Darling si arrampica sulla mia schiena, poi salta sbattendo le ali. Quando cade a terra facendo una capriola, diventa triste e fa un verso che non gli avevo mai sentito fare. Mi accorgo che ha voglia di volare.
Buffo. Stiamo comunicando la stessa cosa, vogliamo entrambe andare via. La prendo in braccio e le do una mano a prendere il volo. Prima la lancio da una sedia, poi da uno scaffale alto, poi dalle scale. Dopo un bel po’ di tentativi riesce a fare il giro dell’intero padiglione.
“Si, vai così, brava!
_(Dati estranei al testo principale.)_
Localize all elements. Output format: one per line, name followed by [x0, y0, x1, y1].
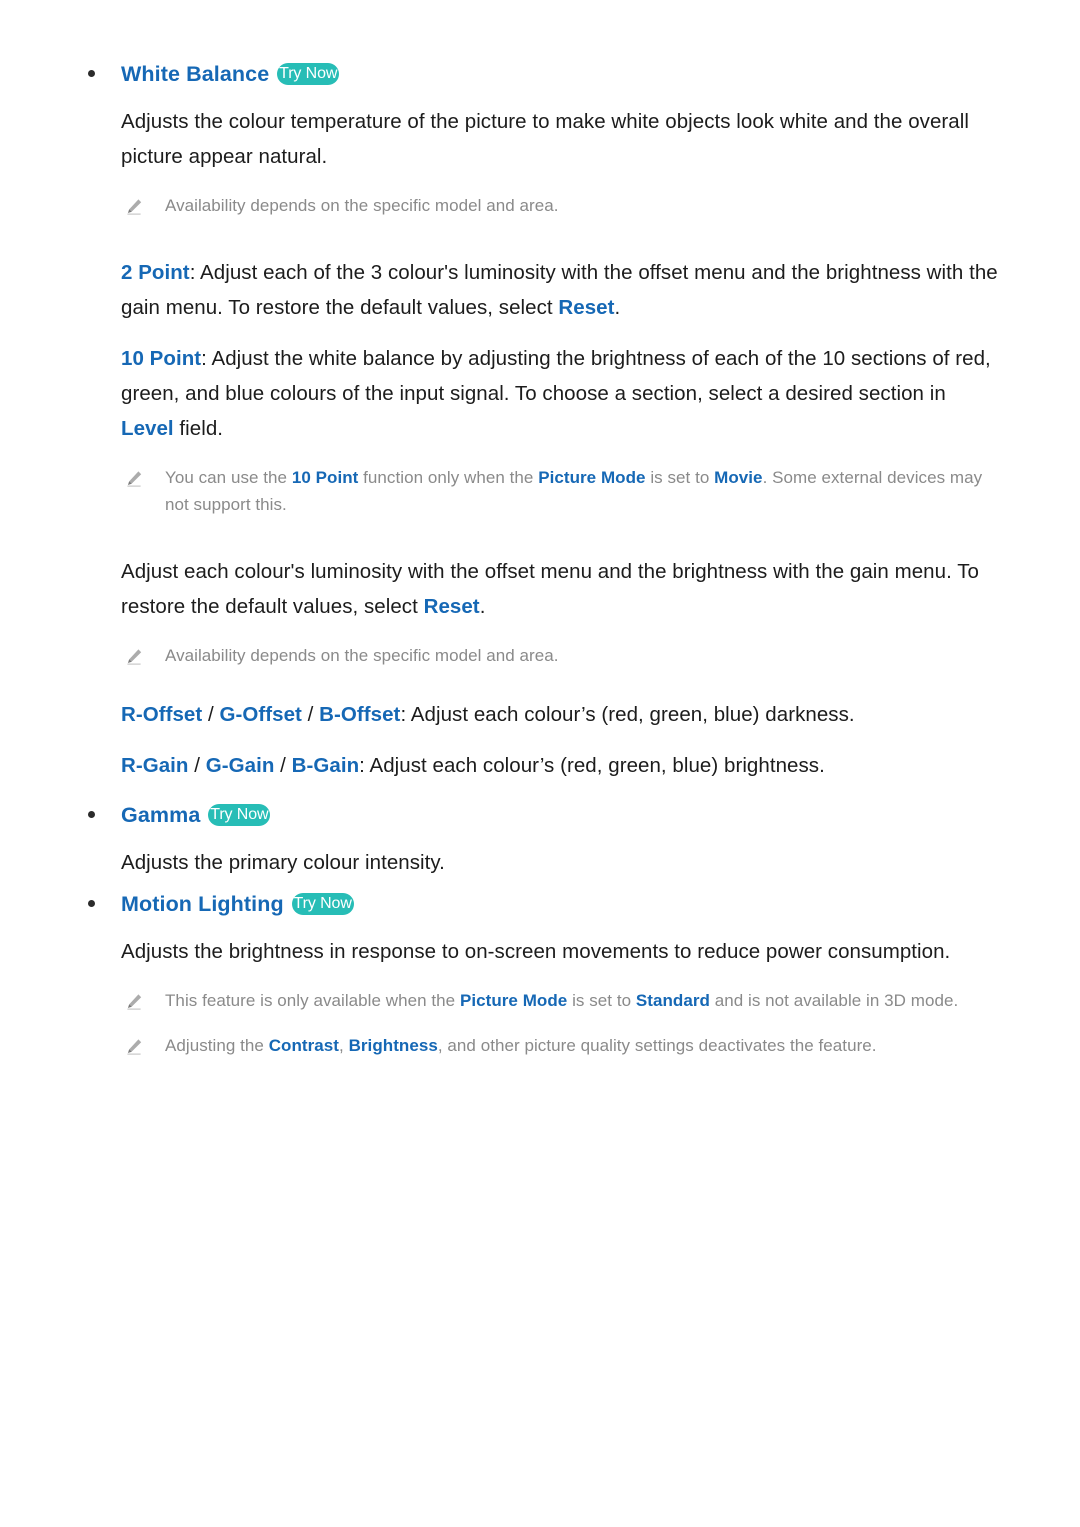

Ora sei pronta.”
La prendo e la porto sul tetto e mentre sto sul cornicione, mi accorgo che la tristezza é scomparsa. Ormai é cresciuta abbastanza da volare via e prendersi la sua vita da uccello assetato di sangue, ma per me sarà sempre la mia Darling. E chissà se ci rivedremo e se quando succederà, mi riconoscerà oppure mi sbranerà senza pietà. Ma non posso stare dietro ai pensieri di un rapace, così dopo averle dato un lungo bacio sul becco, la lascio andare. Sta volando via verso la foresta dagli alberi bruciati, dove di solito gli Stupak non vanno, perché non c’é niente da mangiare, così lo prendo come un segno. Darling ha capito chi sto cercando e sa dove devo cercare.
Prendo il borsone e una volta uscita dalla biblioteca, corro verso gli alberi.